The province’s COVID-19 economic recovery plans will make climate change worse by accelerating destructive, high carbon projects like highways and suburban sprawl. Ontario’s COVID-19 Recovery Bill amended over 20 provincial statutes. It “streamlined” (i.e. removed crucial parts of) the Environmental Assessment Act, allowing infrastructure projects like highways to race ahead without the same level of scrutiny. The Act was exempted from public consultation, which violates the Environmental Bill of Rights, and is now facing multiple legal challenges. The Bill also enhanced the power of Minister’s Zoning Orders (MZOs) which have already been used by this government dozens of times to allow building on protected wetlands and farmland.

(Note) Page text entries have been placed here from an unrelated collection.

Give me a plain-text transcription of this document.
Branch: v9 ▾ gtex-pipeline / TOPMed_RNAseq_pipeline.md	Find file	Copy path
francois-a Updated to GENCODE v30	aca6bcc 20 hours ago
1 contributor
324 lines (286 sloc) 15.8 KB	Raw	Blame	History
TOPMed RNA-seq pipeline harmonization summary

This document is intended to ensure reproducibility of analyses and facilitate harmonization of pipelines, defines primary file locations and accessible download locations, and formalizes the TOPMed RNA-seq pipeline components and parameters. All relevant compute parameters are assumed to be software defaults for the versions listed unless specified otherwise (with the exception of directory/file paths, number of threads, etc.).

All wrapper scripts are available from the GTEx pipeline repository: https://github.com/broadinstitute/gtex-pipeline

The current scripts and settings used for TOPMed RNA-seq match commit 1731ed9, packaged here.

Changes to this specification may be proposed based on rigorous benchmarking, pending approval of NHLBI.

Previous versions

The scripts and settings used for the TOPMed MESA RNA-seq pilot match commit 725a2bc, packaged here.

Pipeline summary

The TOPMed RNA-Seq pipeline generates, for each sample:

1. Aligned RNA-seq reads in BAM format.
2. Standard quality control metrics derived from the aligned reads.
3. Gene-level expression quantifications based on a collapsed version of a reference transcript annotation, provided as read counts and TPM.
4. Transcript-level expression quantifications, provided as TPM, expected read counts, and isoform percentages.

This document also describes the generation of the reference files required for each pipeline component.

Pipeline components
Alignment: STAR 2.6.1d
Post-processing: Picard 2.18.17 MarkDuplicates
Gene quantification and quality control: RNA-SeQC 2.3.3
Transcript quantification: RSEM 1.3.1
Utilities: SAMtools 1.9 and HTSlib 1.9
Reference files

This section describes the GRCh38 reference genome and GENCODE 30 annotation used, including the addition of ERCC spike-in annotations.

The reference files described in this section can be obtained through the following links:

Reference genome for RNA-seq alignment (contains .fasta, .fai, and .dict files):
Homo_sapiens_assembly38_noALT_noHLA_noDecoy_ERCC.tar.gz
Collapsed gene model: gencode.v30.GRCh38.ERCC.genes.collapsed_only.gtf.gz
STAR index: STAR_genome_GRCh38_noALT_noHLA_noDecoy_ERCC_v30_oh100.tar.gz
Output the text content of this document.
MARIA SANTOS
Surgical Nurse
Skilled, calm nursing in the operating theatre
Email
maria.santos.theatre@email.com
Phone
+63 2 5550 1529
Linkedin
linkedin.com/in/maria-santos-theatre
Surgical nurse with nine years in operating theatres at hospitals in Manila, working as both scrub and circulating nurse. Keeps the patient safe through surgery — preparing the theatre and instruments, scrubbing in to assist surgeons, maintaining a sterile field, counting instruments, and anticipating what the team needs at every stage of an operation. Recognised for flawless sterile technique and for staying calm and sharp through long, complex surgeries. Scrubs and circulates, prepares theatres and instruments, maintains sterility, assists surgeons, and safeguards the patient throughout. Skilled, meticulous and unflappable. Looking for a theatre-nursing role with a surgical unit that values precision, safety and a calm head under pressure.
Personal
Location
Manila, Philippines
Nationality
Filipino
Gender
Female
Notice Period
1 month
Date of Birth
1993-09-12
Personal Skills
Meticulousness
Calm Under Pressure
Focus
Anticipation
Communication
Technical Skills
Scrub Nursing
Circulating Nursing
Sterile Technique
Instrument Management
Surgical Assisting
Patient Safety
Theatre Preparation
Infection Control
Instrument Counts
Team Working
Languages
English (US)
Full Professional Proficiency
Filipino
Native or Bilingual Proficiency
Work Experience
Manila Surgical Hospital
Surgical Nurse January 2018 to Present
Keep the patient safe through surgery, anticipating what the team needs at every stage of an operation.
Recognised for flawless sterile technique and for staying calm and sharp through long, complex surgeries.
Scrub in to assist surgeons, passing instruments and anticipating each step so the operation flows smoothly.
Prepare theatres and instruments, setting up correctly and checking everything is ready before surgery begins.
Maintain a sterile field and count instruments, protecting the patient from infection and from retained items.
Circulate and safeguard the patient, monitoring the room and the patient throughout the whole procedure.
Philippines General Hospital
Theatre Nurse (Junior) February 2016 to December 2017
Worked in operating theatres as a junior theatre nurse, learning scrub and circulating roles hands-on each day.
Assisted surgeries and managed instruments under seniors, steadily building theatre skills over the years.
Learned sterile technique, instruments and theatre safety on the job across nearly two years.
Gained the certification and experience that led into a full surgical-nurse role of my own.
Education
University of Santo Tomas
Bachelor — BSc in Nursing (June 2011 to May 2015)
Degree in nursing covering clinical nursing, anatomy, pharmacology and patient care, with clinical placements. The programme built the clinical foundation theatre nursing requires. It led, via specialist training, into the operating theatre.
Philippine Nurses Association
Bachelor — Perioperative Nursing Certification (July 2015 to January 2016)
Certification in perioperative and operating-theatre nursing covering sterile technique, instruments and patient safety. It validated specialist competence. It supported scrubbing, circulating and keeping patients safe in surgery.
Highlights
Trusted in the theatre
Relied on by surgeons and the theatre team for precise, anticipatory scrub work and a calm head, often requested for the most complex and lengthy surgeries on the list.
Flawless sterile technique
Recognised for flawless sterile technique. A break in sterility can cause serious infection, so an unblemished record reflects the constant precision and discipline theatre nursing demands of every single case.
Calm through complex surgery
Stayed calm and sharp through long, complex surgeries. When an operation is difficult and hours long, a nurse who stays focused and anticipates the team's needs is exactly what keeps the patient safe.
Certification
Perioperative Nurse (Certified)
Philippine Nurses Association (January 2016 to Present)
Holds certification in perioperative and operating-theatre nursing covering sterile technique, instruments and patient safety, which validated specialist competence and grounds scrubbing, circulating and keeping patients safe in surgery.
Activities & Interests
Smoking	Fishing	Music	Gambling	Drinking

Early glimpses of new climate programs are not promising. Ontario is working on a Hydrogen Strategy to reduce emissions from fuels. Hydrogen has a lot of potential as a clean fuel when it’s made with renewable electricity – something Ontario still has despite the Ford government’s cancellation of hundreds of renewable energy projects. But the strategy has few details, no targets to reduce greenhouse gas emissions, and no estimates of potential emissions impact.
Hydrogen is currently most effective when used to decarbonize industrial processes like making steel and cement, which are really hard to decarbonize any other way. It’s least effective when used to heat homes and power vehicles, since existing clean technologies can do this at lower cost. But the discussion paper for Ontario’s hydrogen strategy seems to include a strong focus on using hydrogen for heat.
The pilot project announced alongside the hydrogen strategy will spend about $5 million to mix hydrogen into a natural gas network to heat homes in Markham. The end mix will only be up to 2 per cent hydrogen – the rest is natural gas, a fossil fuel. But an electric heat pump, a clean technology that can heat homes directly with low carbon electricity, is currently languishing in Ontario’s Environment Plan with no government support. Instead of using electricity for heat pumps, Ontario is paying millions to use this same electricity to make hydrogen and then mix tiny amounts of it into fossil fuels for home heating. This will pollute much more than a heat pump. The final strategy should focus on more effective ways to use hydrogen to reduce greenhouse gas emissions.
So how can Ontario improve their climate change plan and stimulate economic recovery? The smart move would be to implement forgotten Environment Plan commitments with big potential for jobs and the economy, like natural gas conservation and energy efficiency programs, and programs to help shift people from gas-powered cars and trucks to transit, electric vehicles, cycling, and walking.
In many cases, greener stimulus is better for the economy. Evidence from post-2008 recovery shows that more job hours were created per dollar for public transit projects than for highways. And think of all the people-power needed to install energy-efficient windows, insulation, upgraded furnaces, transit projects, or charging stations for millions of electric cars. These skills will only grow in demand as the world shifts to a low-carbon economy, so it also gives Ontarians training and skills to get ahead in a growing and green jobs market.
So far, the Province has not pursued a green recovery or evidence-based climate solutions to meaningfully reduce greenhouse gas emissions. We hope to see an improved Environment Plan in the future that shifts in this direction. Otherwise, Ontario’s 2030 climate target will be a total write-off.